3: um, uh, no, prob not. they're nice. they don't appeal to my tastes though. I think it's the color; it's a nice color, just maybe not on these particular buildings. No trees, too close to the street, too big/tall. too many stylistic elements. there's something i don't like about the driveways/gates/garages. it could be nice for a suburb in California though.

4: even though they're not my favorite and don't totally do it for me, they're not totally bad. they're at decent heights and they mix those up a bit. they do have trees. the patios are nice. different materials are nice.
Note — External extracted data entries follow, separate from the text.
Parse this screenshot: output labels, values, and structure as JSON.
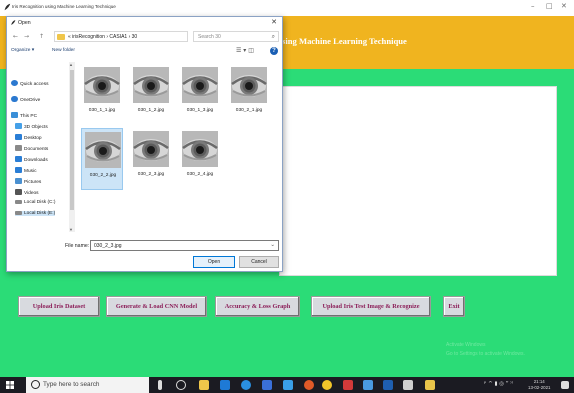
{
  "app": {
    "title": "Iris Recognition using Machine Learning Technique",
    "header_title": "sing Machine Learning Technique",
    "win_minimize": "–",
    "win_maximize": "□",
    "win_close": "✕",
    "buttons": [
      {
        "label": "Upload Iris Dataset"
      },
      {
        "label": "Generate & Load CNN Model"
      },
      {
        "label": "Accuracy & Loss Graph"
      },
      {
        "label": "Upload Iris Test Image & Recognize"
      },
      {
        "label": "Exit"
      }
    ],
    "watermark_line1": "Activate Windows",
    "watermark_line2": "Go to Settings to activate Windows."
  },
  "dialog": {
    "title": "Open",
    "close": "✕",
    "nav_back": "←",
    "nav_forward": "→",
    "nav_up": "↑",
    "address_path": "« irisRecognition › CASIA1 › 30",
    "address_chevron": "⌄",
    "address_refresh": "↻",
    "search_placeholder": "Search 30",
    "search_icon": "⌕",
    "organize": "Organize ▾",
    "new_folder": "New folder",
    "view_icons": "☰ ▾  ◫",
    "help": "?",
    "nav_pane": [
      {
        "label": "Quick access",
        "icon": "star-icon",
        "color": "#2b79d0"
      },
      {
        "label": "OneDrive",
        "icon": "cloud-icon",
        "color": "#2b79d0"
      },
      {
        "label": "This PC",
        "icon": "computer-icon",
        "color": "#3a8fd8"
      },
      {
        "label": "3D Objects",
        "icon": "cube-icon",
        "color": "#45a0e8"
      },
      {
        "label": "Desktop",
        "icon": "desktop-icon",
        "color": "#2a7ed6"
      },
      {
        "label": "Documents",
        "icon": "document-icon",
        "color": "#8a8a8a"
      },
      {
        "label": "Downloads",
        "icon": "download-icon",
        "color": "#2a7ed6"
      },
      {
        "label": "Music",
        "icon": "music-icon",
        "color": "#2a7ed6"
      },
      {
        "label": "Pictures",
        "icon": "picture-icon",
        "color": "#4a90d0"
      },
      {
        "label": "Videos",
        "icon": "video-icon",
        "color": "#555555"
      },
      {
        "label": "Local Disk (C:)",
        "icon": "disk-icon",
        "color": "#888888"
      },
      {
        "label": "Local Disk (E:)",
        "icon": "disk-icon",
        "color": "#888888"
      }
    ],
    "files": [
      {
        "name": "030_1_1.jpg"
      },
      {
        "name": "030_1_2.jpg"
      },
      {
        "name": "030_1_3.jpg"
      },
      {
        "name": "030_2_1.jpg"
      },
      {
        "name": "030_2_2.jpg"
      },
      {
        "name": "030_2_3.jpg"
      },
      {
        "name": "030_2_4.jpg"
      }
    ],
    "selected_file_index": 4,
    "filename_label": "File name:",
    "filename_value": "030_2_3.jpg",
    "filename_dropdown": "⌄",
    "open_label": "Open",
    "cancel_label": "Cancel"
  },
  "taskbar": {
    "search_placeholder": "Type here to search",
    "tray": "ᵖ ^ ▮ ◎ 🙷 ⁾⁾",
    "time": "21:14",
    "date": "13-02-2021"
  }
}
5: nice. i like it. probably my favorite. wouldn't mind living next to it--or in one :). very simple yet pays attention to form. love the materials. medium mature trees--evergreens, small trunk deciduous--would make them even better and some grass might (on the ground, of course, I would like to see this unit's environs). somehow tastefully incorporate a couple of big windows for sunlight/nature into the essential concept and form of the design. maybe bigger decks? maybe not. (that's just me, i like decks.) only if it fits into the form. and maybe a few units, say top, with translucent or opaque siding for the deck for some topless (or maybe nude on seattle's warmest days in the summer) sunbathing.

6: not bad. color's not bad. nice big patios. maybe for outskirts of a desert town or middle of nowhere in a desert. maybe also for the waaay outskirts of seattle and/or king co. but looking at it more: 1. maybe the photo composition (closeness to subject of picture) is affecting my neutral judgment, 2. the lack of cars help it out, 3. that looks a lot like--maybe the backside of--#3's units or another bldg in its complex.

so the order i would put it in from fave to least is: 5, 1, 4--if we had to, 6--if we had to, 2--if we absolutely had to but shorter please and further back from the street, and 6--probably not. 5 and 1 would go best in seattle.

Posted by from east of miss | November 10, 2007 12:51 AM
47

john at 16:

do you live in montreal? while much of the city is beautiful, you did pick nicer streets. unfortunately, many of the old buildings/townhouses are decaying and many have structural and vermin problems. just to be the negative voice on montreal, a great city nevertheless.

Posted by C. | November 10, 2007 2:57 PM
48

Like a lot: #2
Love: #5
Detest: #3
Don't like: #4 and #6.

I think I might like #1 depending on its context. It might, as several have said, be a bit too mid-century modern (60s boomer school building), but it looks to have enough 00's detailing to pull it away from the more dreadful examples of that era.

#3 is not only gaudy, but it's the most pedestrian unfriendly of the group with the high fences and garage doors greeting the few who might dare try to walk on those sidewalks. #6 isn't much better, but at it least has a suggestion of Spanish-courtyard about it.

And I know from the picture that #2 isn't an old townhouse development, but it does a great job of pretending to be that. And this one really does look like it's created a nice neighborhood.

Posted by Robinev | November 10, 2007 4:37 PM
49

That second photo is of town houses in Old Town Alexandria - Just outside of Washington, D.C. They start at around $750,000. May be nice design, but definitely not affordable.

Posted by tube | November 10, 2007 8:55 PM
50

No wonder I liked that one the most...

Posted by gnossos | November 10, 2007 11:53 PM
51

#5 is my fav as well, by far. Because I like the modern aesthetic. Which plenty of people hate. So. I don't know. I guess I'm in favor of density, and if that means giving people a suburban facade on their townhomes so that they don't feel like they're living in a cold concrete box (even though they are), whatever.

I like concrete boxes, and I'm looking forward to buying something like #5 someday.

Posted by violet_dagrinder | November 11, 2007 7:32 AM
52

@14--#2 isn't quite classic Baltimore. It's close, but http://www.baltimorerehab.com/1927_Mosher/PICT0034.JPG is really classic Baltimore. The stoop is crucial. Plus, if it's Baltimore, it's a row home, not a townhome/townhouse.

Although good design principles are of course important, context is key. I love the San Francisco townhouses, but I'm not sure that I would love them here.